All-electric vehicles and their continued integration into the mass marketplace topped our stories this week on Gas2. As always, Tesla’s subversive marketing (they rarely advertise, instead just announcing the next innovation) made a lot of headlines, as the all-electric car company moved its focus quickly from the newly released Model 3 to announcements about the upcoming Model Y. But electric cars cannot alone shift the transportation sector to reduced emissions levels — all-electric commercial trucks will have to join the trend. And they must, for in Europe they contribute 20% of greenhouse gas emissions. Think about the transportation sector in the U.S….
In the news, too, this week was the announcement that Mazda and Toyota have entered into a limited partnership, with speculation pointing to the collaboration yielding an all-electric vehicle for a shared catalog. Such meetings-of-the-mind have the Koch brothers nervous, for their newest video slams EVs as a way for wealthy people to receive subsidies at the taxpayers’ expense. (You have to watch this video, as they fail to disclose their own enormous white privilege as they cast white males as culprits in an EV conspiracy.)
Finally, advance videos of the unprepossessing 2018 Nissan LEAF have leaked and attracted much speculation. Will the newly updated version be prettier, more technologically savvy, and hold a longer charge? This is known, Khaleesi: the LEAF will continue to be an affordable EV option for the average Jane and Joe.
Here are those stories about all-electric vehicles, their potential to improve air quality and mitigate climate change, and more on this week’s edition of “The Gas2 Week in Review.”

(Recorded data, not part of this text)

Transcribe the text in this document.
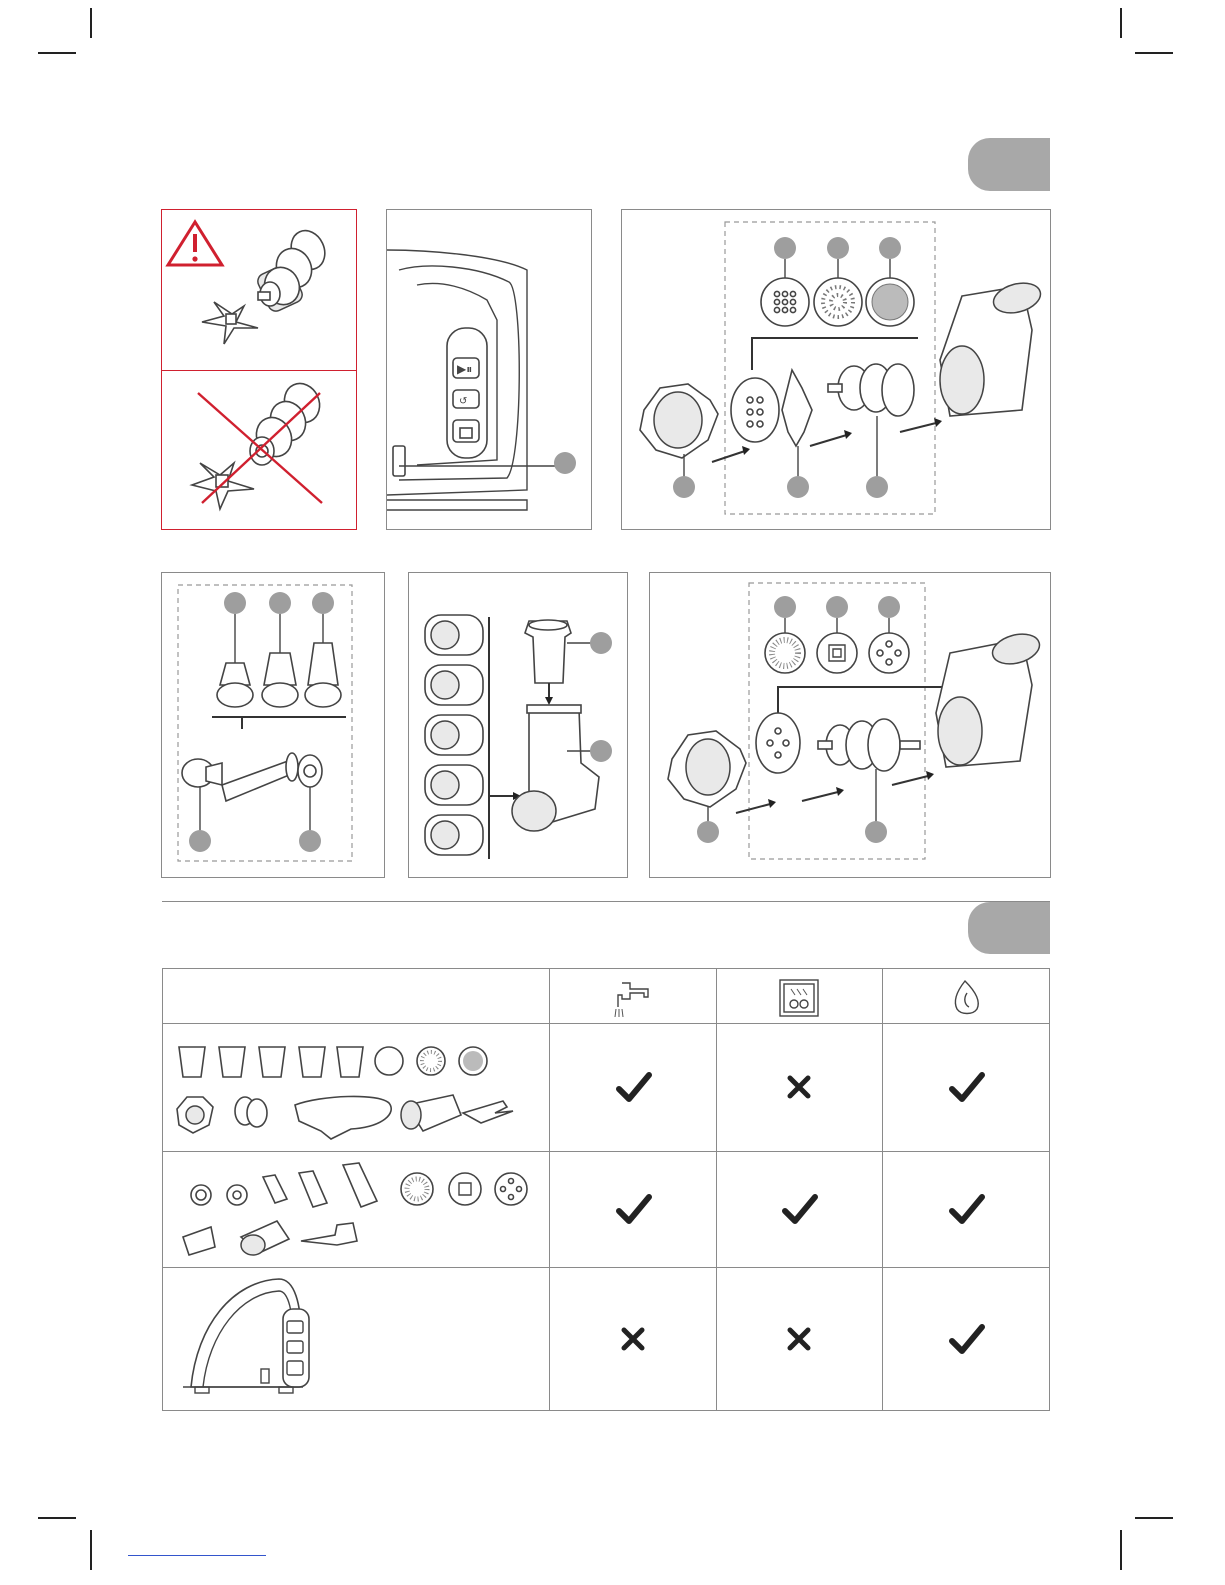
▶⏸
↺
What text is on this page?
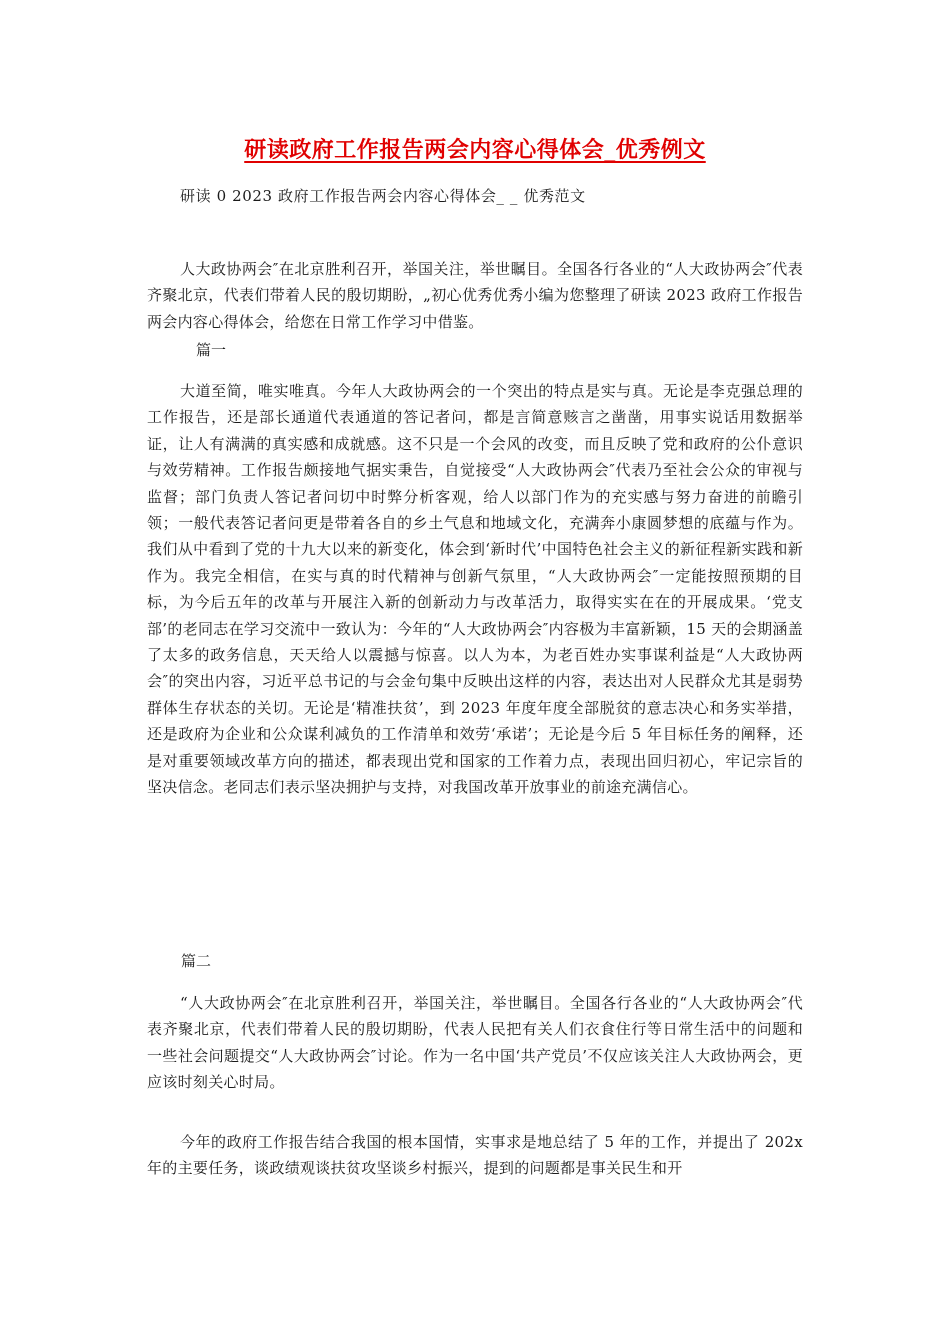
研读政府工作报告两会内容心得体会_优秀例文
研读 0 2023 政府工作报告两会内容心得体会_ _ 优秀范文

人大政协两会″在北京胜利召开，举国关注，举世瞩目。全国各行各业的“人大政协两会″代表齐聚北京，代表们带着人民的殷切期盼，„初心优秀优秀小编为您整理了研读 2023 政府工作报告两会内容心得体会，给您在日常工作学习中借鉴。

篇一

大道至简，唯实唯真。今年人大政协两会的一个突出的特点是实与真。无论是李克强总理的工作报告，还是部长通道代表通道的答记者问，都是言简意赅言之凿凿，用事实说话用数据举证，让人有满满的真实感和成就感。这不只是一个会风的改变，而且反映了党和政府的公仆意识与效劳精神。工作报告颇接地气据实秉告，自觉接受“人大政协两会″代表乃至社会公众的审视与监督；部门负责人答记者问切中时弊分析客观，给人以部门作为的充实感与努力奋进的前瞻引领；一般代表答记者问更是带着各自的乡土气息和地域文化，充满奔小康圆梦想的底蕴与作为。我们从中看到了党的十九大以来的新变化，体会到‘新时代’中国特色社会主义的新征程新实践和新作为。我完全相信，在实与真的时代精神与创新气氛里，“人大政协两会″一定能按照预期的目标，为今后五年的改革与开展注入新的创新动力与改革活力，取得实实在在的开展成果。‘党支部’的老同志在学习交流中一致认为：今年的“人大政协两会″内容极为丰富新颖，15 天的会期涵盖了太多的政务信息，天天给人以震撼与惊喜。以人为本，为老百姓办实事谋利益是“人大政协两会″的突出内容，习近平总书记的与会金句集中反映出这样的内容，表达出对人民群众尤其是弱势群体生存状态的关切。无论是‘精准扶贫’，到 2023 年度年度全部脱贫的意志决心和务实举措，还是政府为企业和公众谋利减负的工作清单和效劳‘承诺’；无论是今后 5 年目标任务的阐释，还是对重要领域改革方向的描述，都表现出党和国家的工作着力点，表现出回归初心，牢记宗旨的坚决信念。老同志们表示坚决拥护与支持，对我国改革开放事业的前途充满信心。

篇二

“人大政协两会″在北京胜利召开，举国关注，举世瞩目。全国各行各业的“人大政协两会″代表齐聚北京，代表们带着人民的殷切期盼，代表人民把有关人们衣食住行等日常生活中的问题和一些社会问题提交“人大政协两会″讨论。作为一名中国‘共产党员’不仅应该关注人大政协两会，更应该时刻关心时局。

今年的政府工作报告结合我国的根本国情，实事求是地总结了 5 年的工作，并提出了 202x 年的主要任务，谈政绩观谈扶贫攻坚谈乡村振兴，提到的问题都是事关民生和开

Contradicting his own recent statement that the upcoming Model Y would be built on a unique chassis in a new factory, Tesla CEO Elon has been curtailed by his “executive team” and has acknowledged that the SUV will be based largely on the Model 3 and feature a variation of the falcon-wing doors. Those doors are iconic markers for the Model X. The Model Y is expected to muster demand of a million cars per year, which exceeds the Fremont factory’s current capacity of a half million cars per year. With Musk hoping to introduce the Model Y in 2020, the announcement for Model Y production facility will soon be another media-grabbing headline for the all-electric car maker.